Late winter is a quiet time for any gardener, especially in more northern climates. Although there are a few crops that can be planted indoors to put outside in early spring, for the most part it’s too early to get started. Tomatoes grown indoors now will be too leggy by Memorial Day. Other early spring crops, like peas, do best in the warmed ground to begin. Winter is a time of stillness and relative inactivity for the gardener.
Yet beneath the surface of the ground, there is activity that is invisible to the human eye. Bulbs that were planted in the fall are undergoing a period of dormancy, but that dormancy is crucial to their coming to bloom the following spring. When the bulbs are planted, they immediately soak up all the moisture and nutrients from the soil that they can get and begin to put out shoots. As the deep freeze comes, their growth is halted. Yet this period of cold dormancy is necessary if the bulb is to last more than one season. A period of rest allows the plant to grow in a more robust way in the longer term.
God’s life in us can sometimes be like that dormant bulb. We can experience times of relative quiet and inactivity where nonetheless significant growth is happening beneath the surface. I remember once going through a period of dryness for several months; while it seemed that “nothing was happening” in prayer, God was active in a way that was imperceptible. After the dryness ended, my prayer life shifted from a more active form of imaginative prayer to one of contemplation. While I still cannot say quite what God was doing during the time of quiet, the joy that followed was like the blossoming of a flower after dormancy.

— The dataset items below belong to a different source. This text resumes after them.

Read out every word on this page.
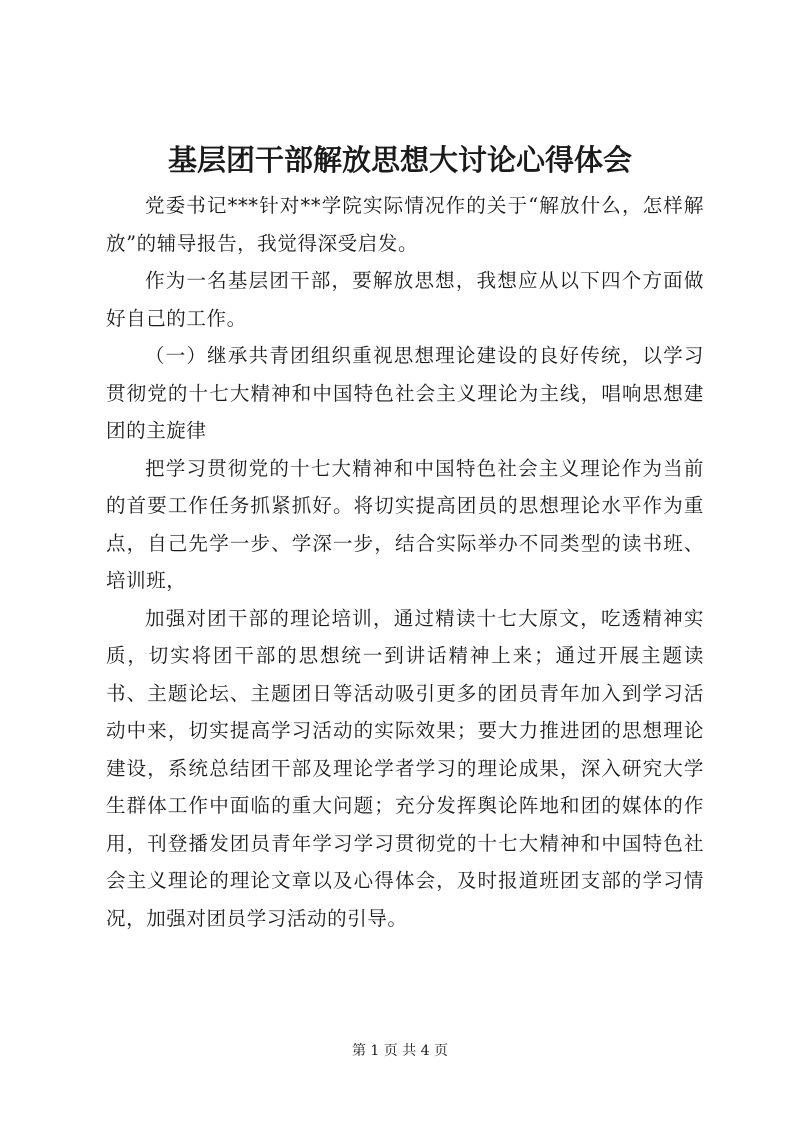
基层团干部解放思想大讨论心得体会

党委书记***针对**学院实际情况作的关于“解放什么，怎样解放”的辅导报告，我觉得深受启发。

作为一名基层团干部，要解放思想，我想应从以下四个方面做好自己的工作。

（一）继承共青团组织重视思想理论建设的良好传统，以学习贯彻党的十七大精神和中国特色社会主义理论为主线，唱响思想建团的主旋律

把学习贯彻党的十七大精神和中国特色社会主义理论作为当前的首要工作任务抓紧抓好。将切实提高团员的思想理论水平作为重点，自己先学一步、学深一步，结合实际举办不同类型的读书班、培训班，

加强对团干部的理论培训，通过精读十七大原文，吃透精神实质，切实将团干部的思想统一到讲话精神上来；通过开展主题读书、主题论坛、主题团日等活动吸引更多的团员青年加入到学习活动中来，切实提高学习活动的实际效果；要大力推进团的思想理论建设，系统总结团干部及理论学者学习的理论成果，深入研究大学生群体工作中面临的重大问题；充分发挥舆论阵地和团的媒体的作用，刊登播发团员青年学习学习贯彻党的十七大精神和中国特色社会主义理论的理论文章以及心得体会，及时报道班团支部的学习情况，加强对团员学习活动的引导。

第 1 页 共 4 页
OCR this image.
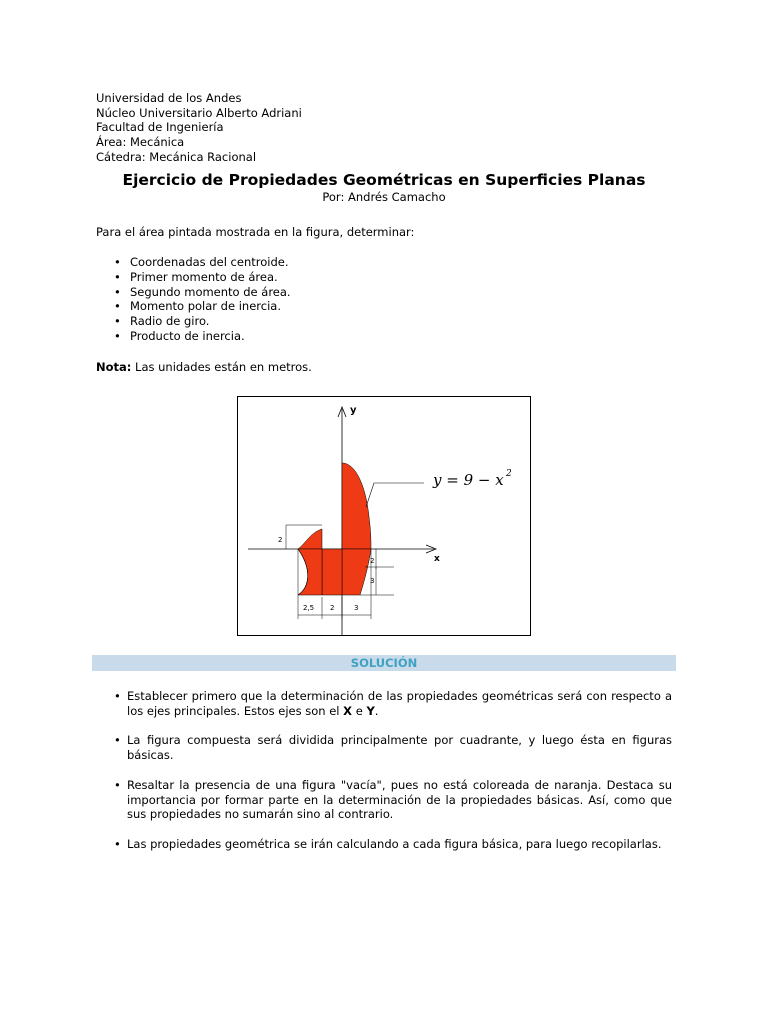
Universidad de los Andes
Núcleo Universitario Alberto Adriani
Facultad de Ingeniería
Área: Mecánica
Cátedra: Mecánica Racional
Ejercicio de Propiedades Geométricas en Superficies Planas
Por: Andrés Camacho
Para el área pintada mostrada en la figura, determinar:
• Coordenadas del centroide.
• Primer momento de área.
• Segundo momento de área.
• Momento polar de inercia.
• Radio de giro.
• Producto de inercia.
Nota: Las unidades están en metros.
y
x
y = 9 − x 2
2
2
3
2,5 2	3
SOLUCIÓN
• Establecer primero que la determinación de las propiedades geométricas será con respecto a los ejes principales. Estos ejes son el X e Y.
• La figura compuesta será dividida principalmente por cuadrante, y luego ésta en figuras básicas.
• Resaltar la presencia de una figura "vacía", pues no está coloreada de naranja. Destaca su importancia por formar parte en la determinación de la propiedades básicas. Así, como que sus propiedades no sumarán sino al contrario.
• Las propiedades geométrica se irán calculando a cada figura básica, para luego recopilarlas.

Our relationships can be like the underground bulb, too. Marriages can undergo quieter, less passionate phases before re-blossoming anew. Friendships can undergo a period of dormancy, if they are later to flourish—for example, when friends move, or are busy with a new baby, or are newly married. Even if active communication is lessened, we can remain close to friends at such times in prayer.
While we must cultivate and tend to our relationships with one another and with God, even in periods of our own dormancy, God is ever active.